The forerunners of human beings lived in bands of about 150, suggesting that human bonding is three times as effective as is individual grooming in apes and monkeys. Studies have repeatedly shown that people tend to talk in groups of four—one to three! Furthermore, the greater degree of bonding acted as a selective pressure on the brain forcing it to be able to cope with more interactions and providing a basis for sexual selection. Those that could manipulate others better would have more mating success. Dunbar has found that apes and monkeys have a brain size in proportion to their average group size. Ours is that suitable for groups of about 150, a number which springs out in many studies of social group dynamics. Nomadic hunter-gatherers have groups about this big and so did Neolithic villages in Mesopotamia. In groups this small, peer pressure keeps people conforming. Larger groups begin to require policing. Modern large organisations have to subdivide into working units roughly this size, just as the Roman army did. Groups this size are of course working groups. To relate more intimately requires the tactile bonding of more primitive species.

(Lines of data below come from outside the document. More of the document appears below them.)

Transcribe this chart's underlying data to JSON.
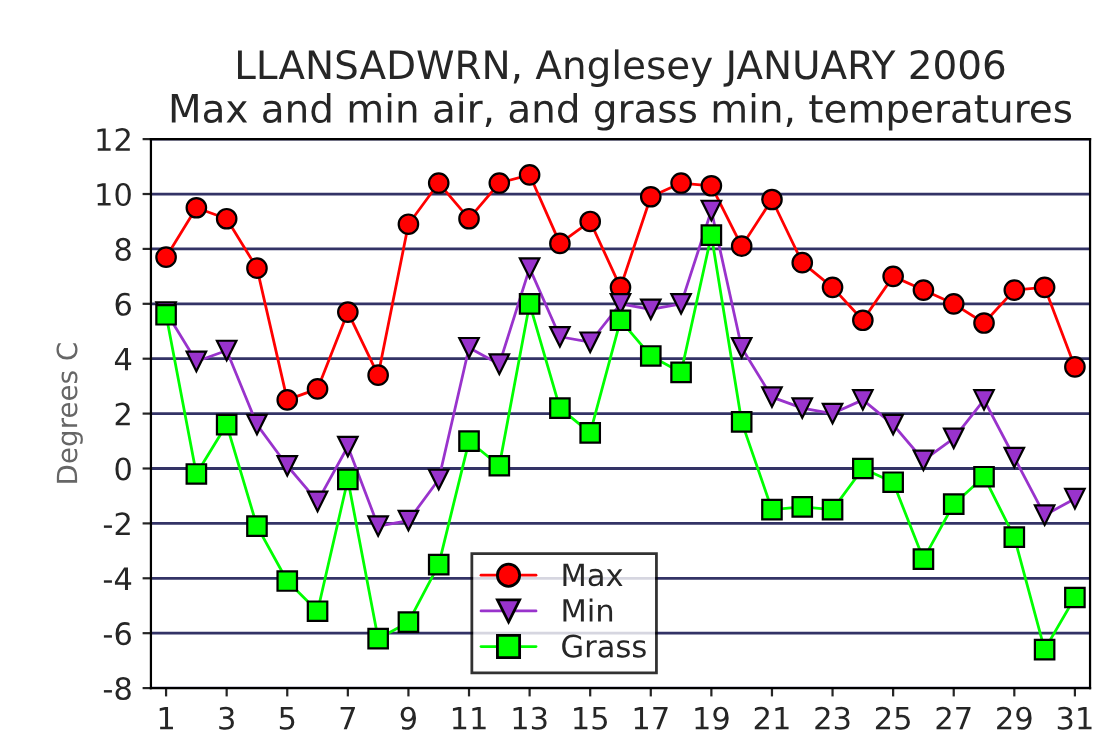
{
  "chart_data": {
    "type": "line",
    "title": "LLANSADWRN, Anglesey JANUARY 2006\nMax and min air, and grass min, temperatures",
    "ylabel": "Degrees C",
    "x": [
      1,
      2,
      3,
      4,
      5,
      6,
      7,
      8,
      9,
      10,
      11,
      12,
      13,
      14,
      15,
      16,
      17,
      18,
      19,
      20,
      21,
      22,
      23,
      24,
      25,
      26,
      27,
      28,
      29,
      30,
      31
    ],
    "series": [
      {
        "name": "Max",
        "color": "#ff0000",
        "marker": "circle",
        "values": [
          7.7,
          9.5,
          9.1,
          7.3,
          2.5,
          2.9,
          5.7,
          3.4,
          8.9,
          10.4,
          9.1,
          10.4,
          10.7,
          8.2,
          9.0,
          6.6,
          9.9,
          10.4,
          10.3,
          8.1,
          9.8,
          7.5,
          6.6,
          5.4,
          7.0,
          6.5,
          6.0,
          5.3,
          6.5,
          6.6,
          3.7
        ]
      },
      {
        "name": "Min",
        "color": "#9933cc",
        "marker": "triangle",
        "values": [
          5.7,
          3.9,
          4.3,
          1.6,
          0.1,
          -1.2,
          0.8,
          -2.1,
          -1.9,
          -0.4,
          4.4,
          3.8,
          7.3,
          4.8,
          4.6,
          6.0,
          5.8,
          6.0,
          9.4,
          4.4,
          2.6,
          2.2,
          2.0,
          2.5,
          1.6,
          0.3,
          1.1,
          2.5,
          0.4,
          -1.7,
          -1.1
        ]
      },
      {
        "name": "Grass",
        "color": "#00ff00",
        "marker": "square",
        "values": [
          5.6,
          -0.2,
          1.6,
          -2.1,
          -4.1,
          -5.2,
          -0.4,
          -6.2,
          -5.6,
          -3.5,
          1.0,
          0.1,
          6.0,
          2.2,
          1.3,
          5.4,
          4.1,
          3.5,
          8.5,
          1.7,
          -1.5,
          -1.4,
          -1.5,
          0.0,
          -0.5,
          -3.3,
          -1.3,
          -0.3,
          -2.5,
          -6.6,
          -4.7
        ]
      }
    ],
    "xlim": [
      0.5,
      31.5
    ],
    "xticks": [
      1,
      3,
      5,
      7,
      9,
      11,
      13,
      15,
      17,
      19,
      21,
      23,
      25,
      27,
      29,
      31
    ],
    "ylim": [
      -8,
      12
    ],
    "yticks": [
      -8,
      -6,
      -4,
      -2,
      0,
      2,
      4,
      6,
      8,
      10,
      12
    ],
    "grid": "y",
    "legend": "bottom"
  }
}
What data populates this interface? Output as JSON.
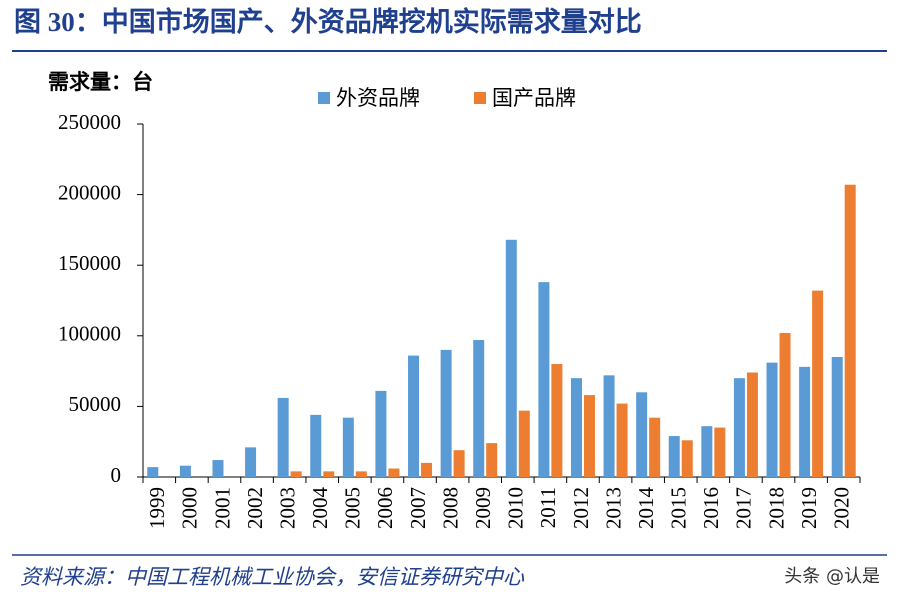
{
  "chart_data": {
    "type": "bar",
    "title": "图 30：中国市场国产、外资品牌挖机实际需求量对比",
    "y_label": "需求量：台",
    "categories": [
      "1999",
      "2000",
      "2001",
      "2002",
      "2003",
      "2004",
      "2005",
      "2006",
      "2007",
      "2008",
      "2009",
      "2010",
      "2011",
      "2012",
      "2013",
      "2014",
      "2015",
      "2016",
      "2017",
      "2018",
      "2019",
      "2020"
    ],
    "series": [
      {
        "name": "外资品牌",
        "color": "#5b9bd5",
        "values": [
          7000,
          8000,
          12000,
          21000,
          56000,
          44000,
          42000,
          61000,
          86000,
          90000,
          97000,
          168000,
          138000,
          70000,
          72000,
          60000,
          29000,
          36000,
          70000,
          81000,
          78000,
          85000
        ]
      },
      {
        "name": "国产品牌",
        "color": "#ed7d31",
        "values": [
          0,
          0,
          0,
          0,
          4000,
          4000,
          4000,
          6000,
          10000,
          19000,
          24000,
          47000,
          80000,
          58000,
          52000,
          42000,
          26000,
          35000,
          74000,
          102000,
          132000,
          207000
        ]
      }
    ],
    "ylim": [
      0,
      250000
    ],
    "yticks": [
      0,
      50000,
      100000,
      150000,
      200000,
      250000
    ],
    "legend": "top",
    "source": "资料来源：中国工程机械工业协会，安信证券研究中心",
    "watermark": "头条 @认是"
  }
}
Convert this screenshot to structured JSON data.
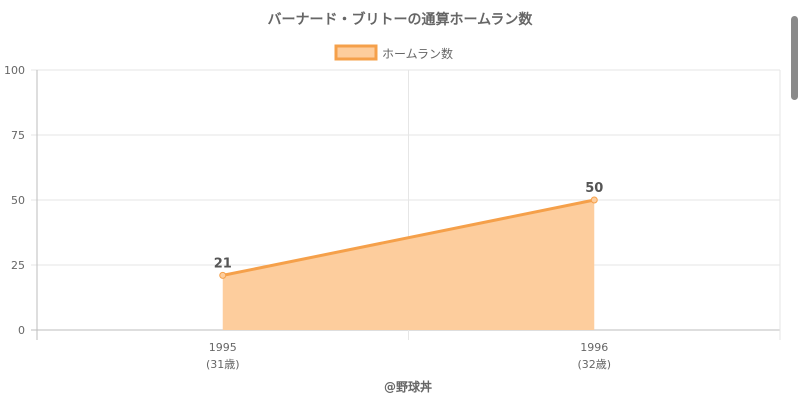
{
  "chart_data": {
    "type": "area",
    "title": "バーナード・ブリトーの通算ホームラン数",
    "categories": [
      "1995",
      "1996"
    ],
    "sublabels": [
      "(31歳)",
      "(32歳)"
    ],
    "series": [
      {
        "name": "ホームラン数",
        "values": [
          21,
          50
        ]
      }
    ],
    "ylim": [
      0,
      100
    ],
    "yticks": [
      0,
      25,
      50,
      75,
      100
    ],
    "grid": true,
    "legend": "top",
    "colors": {
      "line": "#f5a04a",
      "fill": "#fdcd9d",
      "grid": "#e6e6e6",
      "text": "#666666"
    },
    "footer": "@野球丼"
  }
}
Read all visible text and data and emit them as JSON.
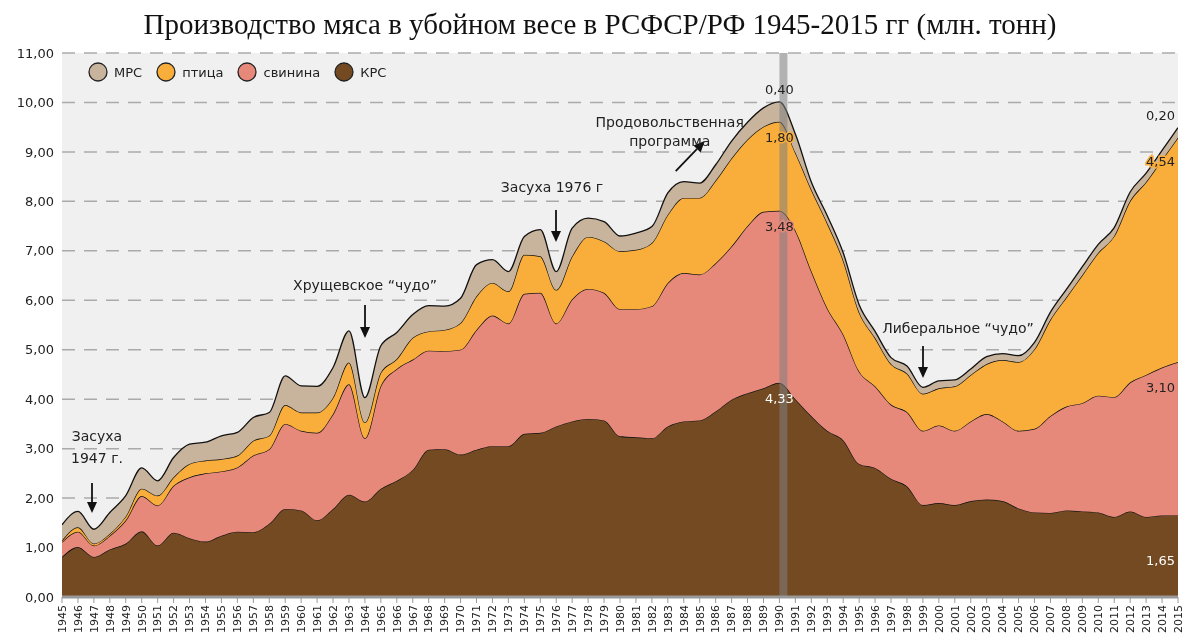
{
  "chart_data": {
    "type": "area",
    "stacked": true,
    "title": "Производство мяса в убойном весе в РСФСР/РФ 1945-2015 гг (млн. тонн)",
    "x": [
      1945,
      1946,
      1947,
      1948,
      1949,
      1950,
      1951,
      1952,
      1953,
      1954,
      1955,
      1956,
      1957,
      1958,
      1959,
      1960,
      1961,
      1962,
      1963,
      1964,
      1965,
      1966,
      1967,
      1968,
      1969,
      1970,
      1971,
      1972,
      1973,
      1974,
      1975,
      1976,
      1977,
      1978,
      1979,
      1980,
      1981,
      1982,
      1983,
      1984,
      1985,
      1986,
      1987,
      1988,
      1989,
      1990,
      1991,
      1992,
      1993,
      1994,
      1995,
      1996,
      1997,
      1998,
      1999,
      2000,
      2001,
      2002,
      2003,
      2004,
      2005,
      2006,
      2007,
      2008,
      2009,
      2010,
      2011,
      2012,
      2013,
      2014,
      2015
    ],
    "series": [
      {
        "name": "КРС",
        "color": "#734a22",
        "values": [
          0.81,
          1.01,
          0.81,
          0.96,
          1.08,
          1.33,
          1.04,
          1.3,
          1.19,
          1.12,
          1.24,
          1.32,
          1.31,
          1.48,
          1.78,
          1.75,
          1.55,
          1.78,
          2.07,
          1.93,
          2.19,
          2.35,
          2.57,
          2.98,
          2.99,
          2.88,
          2.98,
          3.05,
          3.05,
          3.3,
          3.32,
          3.45,
          3.55,
          3.6,
          3.57,
          3.25,
          3.23,
          3.21,
          3.45,
          3.55,
          3.57,
          3.75,
          3.99,
          4.12,
          4.22,
          4.33,
          4.0,
          3.66,
          3.36,
          3.17,
          2.69,
          2.61,
          2.39,
          2.24,
          1.86,
          1.9,
          1.86,
          1.94,
          1.97,
          1.94,
          1.79,
          1.71,
          1.7,
          1.75,
          1.73,
          1.71,
          1.62,
          1.73,
          1.62,
          1.65,
          1.65
        ],
        "value_labels": [
          null,
          null,
          null,
          null,
          null,
          null,
          null,
          null,
          null,
          null,
          null,
          null,
          null,
          null,
          null,
          null,
          null,
          null,
          null,
          null,
          null,
          null,
          null,
          null,
          null,
          null,
          null,
          null,
          null,
          null,
          null,
          null,
          null,
          null,
          null,
          null,
          null,
          null,
          null,
          null,
          null,
          null,
          null,
          null,
          null,
          "4,33",
          null,
          null,
          null,
          null,
          null,
          null,
          null,
          null,
          null,
          null,
          null,
          null,
          null,
          null,
          null,
          null,
          null,
          null,
          null,
          null,
          null,
          null,
          null,
          null,
          "1,65"
        ]
      },
      {
        "name": "свинина",
        "color": "#e6887a",
        "values": [
          0.3,
          0.31,
          0.23,
          0.28,
          0.47,
          0.71,
          0.81,
          0.95,
          1.23,
          1.38,
          1.3,
          1.3,
          1.55,
          1.51,
          1.72,
          1.61,
          1.77,
          1.92,
          2.23,
          1.28,
          2.08,
          2.26,
          2.23,
          2.0,
          1.98,
          2.12,
          2.42,
          2.64,
          2.48,
          2.83,
          2.83,
          2.08,
          2.47,
          2.63,
          2.58,
          2.57,
          2.59,
          2.67,
          2.9,
          3.0,
          2.95,
          3.0,
          3.1,
          3.38,
          3.57,
          3.48,
          3.41,
          2.93,
          2.48,
          2.14,
          1.87,
          1.65,
          1.5,
          1.5,
          1.5,
          1.57,
          1.5,
          1.61,
          1.73,
          1.61,
          1.57,
          1.69,
          1.96,
          2.1,
          2.19,
          2.36,
          2.42,
          2.61,
          2.87,
          2.99,
          3.1
        ],
        "value_labels": [
          null,
          null,
          null,
          null,
          null,
          null,
          null,
          null,
          null,
          null,
          null,
          null,
          null,
          null,
          null,
          null,
          null,
          null,
          null,
          null,
          null,
          null,
          null,
          null,
          null,
          null,
          null,
          null,
          null,
          null,
          null,
          null,
          null,
          null,
          null,
          null,
          null,
          null,
          null,
          null,
          null,
          null,
          null,
          null,
          null,
          "3,48",
          null,
          null,
          null,
          null,
          null,
          null,
          null,
          null,
          null,
          null,
          null,
          null,
          null,
          null,
          null,
          null,
          null,
          null,
          null,
          null,
          null,
          null,
          null,
          null,
          "3,10"
        ]
      },
      {
        "name": "птица",
        "color": "#f9ad3a",
        "values": [
          0.03,
          0.09,
          0.04,
          0.04,
          0.08,
          0.15,
          0.2,
          0.17,
          0.27,
          0.26,
          0.25,
          0.24,
          0.3,
          0.27,
          0.38,
          0.37,
          0.41,
          0.33,
          0.44,
          0.32,
          0.27,
          0.2,
          0.44,
          0.39,
          0.43,
          0.54,
          0.68,
          0.66,
          0.65,
          0.79,
          0.74,
          0.68,
          0.87,
          1.05,
          1.04,
          1.17,
          1.2,
          1.28,
          1.38,
          1.52,
          1.55,
          1.67,
          1.78,
          1.75,
          1.72,
          1.8,
          1.58,
          1.65,
          1.72,
          1.5,
          1.2,
          0.98,
          0.82,
          0.78,
          0.75,
          0.75,
          0.9,
          0.94,
          1.01,
          1.24,
          1.39,
          1.61,
          1.95,
          2.21,
          2.59,
          2.89,
          3.26,
          3.67,
          3.9,
          4.2,
          4.54
        ],
        "value_labels": [
          null,
          null,
          null,
          null,
          null,
          null,
          null,
          null,
          null,
          null,
          null,
          null,
          null,
          null,
          null,
          null,
          null,
          null,
          null,
          null,
          null,
          null,
          null,
          null,
          null,
          null,
          null,
          null,
          null,
          null,
          null,
          null,
          null,
          null,
          null,
          null,
          null,
          null,
          null,
          null,
          null,
          null,
          null,
          null,
          null,
          "1,80",
          null,
          null,
          null,
          null,
          null,
          null,
          null,
          null,
          null,
          null,
          null,
          null,
          null,
          null,
          null,
          null,
          null,
          null,
          null,
          null,
          null,
          null,
          null,
          null,
          "4,54"
        ]
      },
      {
        "name": "МРС",
        "color": "#c8b49c",
        "values": [
          0.32,
          0.32,
          0.29,
          0.43,
          0.42,
          0.42,
          0.3,
          0.4,
          0.4,
          0.37,
          0.47,
          0.47,
          0.47,
          0.47,
          0.59,
          0.54,
          0.53,
          0.61,
          0.64,
          0.5,
          0.54,
          0.54,
          0.47,
          0.52,
          0.48,
          0.5,
          0.64,
          0.47,
          0.4,
          0.37,
          0.54,
          0.37,
          0.57,
          0.38,
          0.4,
          0.31,
          0.34,
          0.33,
          0.44,
          0.33,
          0.3,
          0.32,
          0.35,
          0.35,
          0.38,
          0.4,
          0.37,
          0.15,
          0.15,
          0.15,
          0.15,
          0.13,
          0.13,
          0.15,
          0.13,
          0.15,
          0.13,
          0.12,
          0.15,
          0.13,
          0.13,
          0.14,
          0.15,
          0.16,
          0.17,
          0.17,
          0.17,
          0.18,
          0.18,
          0.19,
          0.2
        ],
        "value_labels": [
          null,
          null,
          null,
          null,
          null,
          null,
          null,
          null,
          null,
          null,
          null,
          null,
          null,
          null,
          null,
          null,
          null,
          null,
          null,
          null,
          null,
          null,
          null,
          null,
          null,
          null,
          null,
          null,
          null,
          null,
          null,
          null,
          null,
          null,
          null,
          null,
          null,
          null,
          null,
          null,
          null,
          null,
          null,
          null,
          null,
          "0,40",
          null,
          null,
          null,
          null,
          null,
          null,
          null,
          null,
          null,
          null,
          null,
          null,
          null,
          null,
          null,
          null,
          null,
          null,
          null,
          null,
          null,
          null,
          null,
          null,
          "0,20"
        ]
      }
    ],
    "xlim": [
      1945,
      2015
    ],
    "xticks": [
      1945,
      1946,
      1947,
      1948,
      1949,
      1950,
      1951,
      1952,
      1953,
      1954,
      1955,
      1956,
      1957,
      1958,
      1959,
      1960,
      1961,
      1962,
      1963,
      1964,
      1965,
      1966,
      1967,
      1968,
      1969,
      1970,
      1971,
      1972,
      1973,
      1974,
      1975,
      1976,
      1977,
      1978,
      1979,
      1980,
      1981,
      1982,
      1983,
      1984,
      1985,
      1986,
      1987,
      1988,
      1989,
      1990,
      1991,
      1992,
      1993,
      1994,
      1995,
      1996,
      1997,
      1998,
      1999,
      2000,
      2001,
      2002,
      2003,
      2004,
      2005,
      2006,
      2007,
      2008,
      2009,
      2010,
      2011,
      2012,
      2013,
      2014,
      2015
    ],
    "ylim": [
      0,
      11
    ],
    "yticks": [
      {
        "value": 0,
        "label": "0,00"
      },
      {
        "value": 1,
        "label": "1,00"
      },
      {
        "value": 2,
        "label": "2,00"
      },
      {
        "value": 3,
        "label": "3,00"
      },
      {
        "value": 4,
        "label": "4,00"
      },
      {
        "value": 5,
        "label": "5,00"
      },
      {
        "value": 6,
        "label": "6,00"
      },
      {
        "value": 7,
        "label": "7,00"
      },
      {
        "value": 8,
        "label": "8,00"
      },
      {
        "value": 9,
        "label": "9,00"
      },
      {
        "value": 10,
        "label": "10,00"
      },
      {
        "value": 11,
        "label": "11,00"
      }
    ],
    "grid": "y",
    "legend": "top left",
    "bands": [
      {
        "axis": "x",
        "from": 1990,
        "to": 1990.5,
        "color": "#808080"
      }
    ],
    "annotations": [
      "Засуха\n1947 г.",
      "Хрущевское “чудо”",
      "Засуха 1976 г",
      "Либеральное “чудо”",
      {
        "text": "Продовольственная\nпрограмма",
        "x": 1985,
        "y": 8.37
      }
    ]
  }
}
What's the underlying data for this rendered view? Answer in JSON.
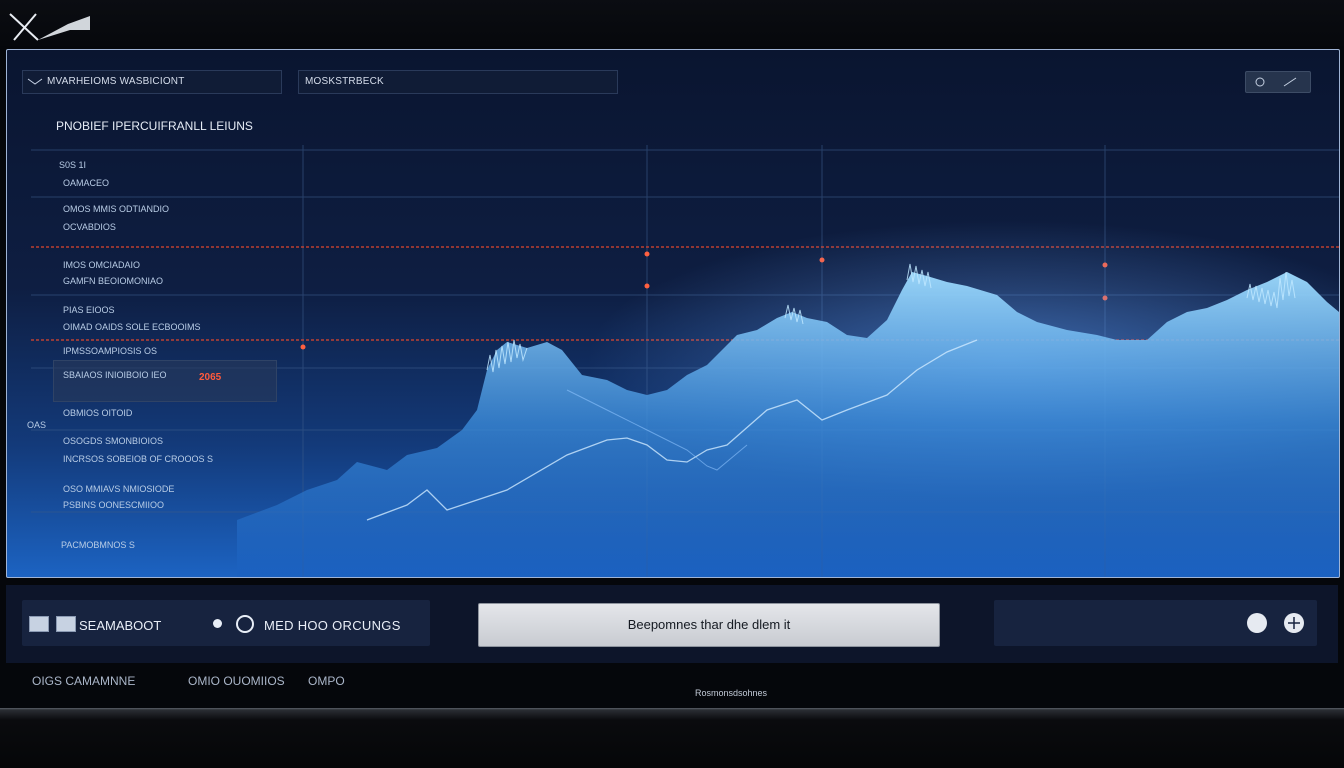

Dr Geoffrey Miller of Sussex University concurs that the brain grew through sexual selection. When the genes for a preference for big brains link to the genes for big brains there is the potential for feedback leading to explosive evolution. The women used their brains and their talking to entertain men, thereby being able to get the fittest,—those who would stay with them longest to protect and bring up the slowly maturing human infants. Men of course wanted to be entertained. A study of 37 different human cultures showed that the preferred traits in a sexual partner were kindness and intelligence, meaning common sense rather than academic excellence. Today we might say streetwiseness. The partner has to be interesting. There is no single courtship strategy but creativity, unpredictability and novelty are preferred. Our big brain is a side effect of being charming!

Mammoths

In 1993, two Russian scientists reported finding the remains of mammoths on Wrangel Island off the north east of Siberia that were dated at only 4000 years old. They were alive when the Pharaohs were ruling in Egypt! The north and east of Siberia is still the home of the Evenks, the only people remaining who survive by hunting and reindeer herding. When the Russians first contacted them at the turn of the twentieth century, they were reported to have large amounts of ivory and well preserved mammoth skins. They described to Russian ethnographers the appearance and behaviour of mammoths and even told them their diet and how they hunted them! Even as late as 1922, the Evenks claimed they had seen a mammoth walking alone by the edge of the Arctic ocean. This is not impossible when it is considered how vast and poorly known Siberia was. A whole mountain range was found to have been wrongly mapped in the 50s.